Une autopsie était pratiquée dès le 17 mars. Le lendemain, le procureur concluait à un suicide et classait l’enquête.
Le 2 avril, le haut fonctionnaire de la PJ parisienne Noël Robin était à son tour retrouvé mort dans un véhicule de service à Saint-Germain-Laxis (Seine-et-Marne). Il se serait suicidé par balle avec une arme administrative [2].
Au cours de sa carrière, Noël Robin s’était illustré notamment dans le cadre de l’ « affaire du Sentier II » en tant que chef de la Brigade parisienne de recherche et d’intervention financière (Brif). Il avait été évincé de cette affaire sensible – instruite par Isabelle Prévost-Desprez [également juge d’instruction dans l’affaire Bettencourt] – en 1999 [3]. Par la suite, devenu chef de la Brigade criminelle, il avait mené l’enquête dans l’affaire dite du « gang des Barbares », où le travail de la police « avait été critiqué par la famille de la victime, le jeune juif Ilan Halimi » [4]. Il lui était notamment reproché « de ne pas avoir suffisamment suivi les pistes en provenance de Bagneux, dont était originaire le gang des Barbares » [5].
Depuis quelques années, Noël Robin était sous-directeur des affaires économiques et financières (AEF) à la PJ parisienne.
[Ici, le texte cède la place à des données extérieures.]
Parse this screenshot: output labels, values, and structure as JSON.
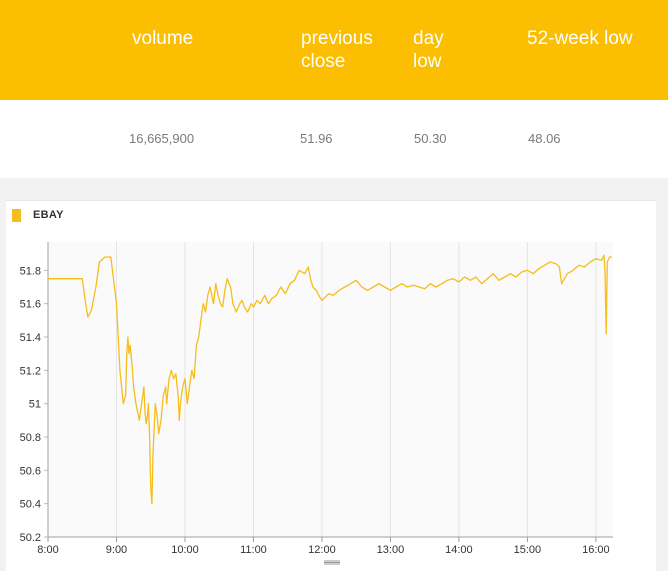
{
  "stats": {
    "headers": [
      "volume",
      "previous close",
      "day low",
      "52-week low"
    ],
    "values": [
      "16,665,900",
      "51.96",
      "50.30",
      "48.06"
    ]
  },
  "colors": {
    "accent": "#fbbe00",
    "series": "#f6bd1d"
  },
  "chart_data": {
    "type": "line",
    "title": "",
    "xlabel": "",
    "ylabel": "",
    "legend": "top-left",
    "grid": true,
    "xticks": [
      "8:00",
      "9:00",
      "10:00",
      "11:00",
      "12:00",
      "13:00",
      "14:00",
      "15:00",
      "16:00"
    ],
    "yticks": [
      "50.2",
      "50.4",
      "50.6",
      "50.8",
      "51",
      "51.2",
      "51.4",
      "51.6",
      "51.8"
    ],
    "xlim": [
      "8:00",
      "16:15"
    ],
    "ylim": [
      50.2,
      51.97
    ],
    "series": [
      {
        "name": "EBAY",
        "x": [
          "8:00",
          "8:30",
          "8:33",
          "8:35",
          "8:38",
          "8:42",
          "8:45",
          "8:50",
          "8:55",
          "9:00",
          "9:03",
          "9:06",
          "9:08",
          "9:09",
          "9:10",
          "9:11",
          "9:12",
          "9:14",
          "9:15",
          "9:17",
          "9:20",
          "9:22",
          "9:24",
          "9:25",
          "9:26",
          "9:27",
          "9:28",
          "9:29",
          "9:30",
          "9:31",
          "9:32",
          "9:34",
          "9:36",
          "9:37",
          "9:39",
          "9:41",
          "9:43",
          "9:44",
          "9:46",
          "9:48",
          "9:50",
          "9:52",
          "9:54",
          "9:55",
          "9:56",
          "9:57",
          "9:58",
          "10:00",
          "10:02",
          "10:04",
          "10:06",
          "10:08",
          "10:10",
          "10:12",
          "10:14",
          "10:16",
          "10:18",
          "10:20",
          "10:22",
          "10:25",
          "10:27",
          "10:29",
          "10:31",
          "10:33",
          "10:35",
          "10:37",
          "10:40",
          "10:42",
          "10:45",
          "10:48",
          "10:50",
          "10:52",
          "10:55",
          "10:58",
          "11:00",
          "11:03",
          "11:06",
          "11:10",
          "11:13",
          "11:16",
          "11:20",
          "11:24",
          "11:28",
          "11:32",
          "11:36",
          "11:40",
          "11:45",
          "11:48",
          "11:50",
          "11:52",
          "11:55",
          "11:58",
          "12:00",
          "12:03",
          "12:06",
          "12:10",
          "12:15",
          "12:20",
          "12:25",
          "12:30",
          "12:35",
          "12:40",
          "12:45",
          "12:50",
          "12:55",
          "13:00",
          "13:05",
          "13:10",
          "13:15",
          "13:20",
          "13:25",
          "13:30",
          "13:35",
          "13:40",
          "13:45",
          "13:50",
          "13:55",
          "14:00",
          "14:05",
          "14:10",
          "14:15",
          "14:20",
          "14:25",
          "14:30",
          "14:35",
          "14:40",
          "14:45",
          "14:50",
          "14:55",
          "15:00",
          "15:05",
          "15:10",
          "15:15",
          "15:20",
          "15:25",
          "15:28",
          "15:30",
          "15:35",
          "15:40",
          "15:45",
          "15:50",
          "15:55",
          "16:00",
          "16:05",
          "16:07",
          "16:08",
          "16:09",
          "16:10",
          "16:12",
          "16:14"
        ],
        "y": [
          51.75,
          51.75,
          51.6,
          51.52,
          51.56,
          51.7,
          51.85,
          51.88,
          51.88,
          51.6,
          51.2,
          51.0,
          51.05,
          51.3,
          51.4,
          51.3,
          51.35,
          51.2,
          51.1,
          51.0,
          50.9,
          51.0,
          51.1,
          50.95,
          50.88,
          50.92,
          51.0,
          50.8,
          50.5,
          50.4,
          50.7,
          51.0,
          50.9,
          50.82,
          50.9,
          51.05,
          51.1,
          51.0,
          51.15,
          51.2,
          51.15,
          51.18,
          51.05,
          50.9,
          51.0,
          51.05,
          51.1,
          51.15,
          51.0,
          51.1,
          51.2,
          51.15,
          51.35,
          51.4,
          51.5,
          51.6,
          51.55,
          51.65,
          51.7,
          51.6,
          51.72,
          51.65,
          51.6,
          51.58,
          51.68,
          51.75,
          51.7,
          51.6,
          51.55,
          51.6,
          51.62,
          51.58,
          51.55,
          51.6,
          51.58,
          51.62,
          51.6,
          51.65,
          51.6,
          51.63,
          51.65,
          51.7,
          51.66,
          51.72,
          51.74,
          51.8,
          51.78,
          51.82,
          51.75,
          51.7,
          51.68,
          51.64,
          51.62,
          51.64,
          51.66,
          51.65,
          51.68,
          51.7,
          51.72,
          51.74,
          51.7,
          51.68,
          51.7,
          51.72,
          51.7,
          51.68,
          51.7,
          51.72,
          51.7,
          51.71,
          51.7,
          51.69,
          51.72,
          51.7,
          51.72,
          51.74,
          51.75,
          51.73,
          51.76,
          51.74,
          51.76,
          51.72,
          51.75,
          51.78,
          51.74,
          51.76,
          51.78,
          51.76,
          51.79,
          51.8,
          51.78,
          51.81,
          51.83,
          51.85,
          51.84,
          51.82,
          51.72,
          51.78,
          51.8,
          51.83,
          51.82,
          51.85,
          51.87,
          51.86,
          51.89,
          51.8,
          51.42,
          51.85,
          51.88,
          51.88
        ]
      }
    ]
  }
}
Il avait notamment supervisé l’enquête dans l’affaire Woerth-Bettencourt.
Sa mort, qui a fait infiniment moins de bruit dans les médias que celle du candidat de Koh-Lanta, « a été ressentie avec douleur à la police judiciaire où il était “connu et très apprécié”, selon plusieurs sources policières, certaines avançant des raisons “a priori personnelles”. “Rien ne laissait présager un tel drame”, ont dit d’autres sources évoquant un homme “très équilibré” et “faisant le poids” [6]. » L’enquête sur les causes et circonstances exactes de son décès a été confiée à la PJ de Versailles.
Nicolas Sarkozy
Rappelons que dans le cadre de l’affaire Bettencourt, l’ex-président de la « République » Nicolas Sarkozy a été mis en examen le 21 mars 2013 par le juge Jean-Michel Gentil pour abus de faiblesse [7]. À la fin de l’audition, Nicolas Sarkozy aurait réagi en déclarant au juge : « Je n’en resterai pas là [8]. » Quelques jours plus tard, le juge Gentil, mais aussi des journalistes (Jean-Pierre Elkabbach et Michaël Darmon) ont reçu des lettres de menaces contenant chacune une balle à blanc [9]. Le parquet antiterroriste a été saisi le 28 mars.
Sans présumer d’aucun rapport entre les suicides de deux ténors de la justice impliqués dans l’affaire Bettencourt et les épisodes tournant autour de la mise en examen de Nicolas Sarkozy dans cette même affaire, force est de constater qu’ils sont loin de rassurer sur son issue finale et ses dommages collatéraux. Quant aux « suicides » eux-mêmes, leur coïncidence défie les lois de la probabilité ; mais on sait aussi que celles, très sales, de la politique avec intérêts financiers sont situées bien au-dessus.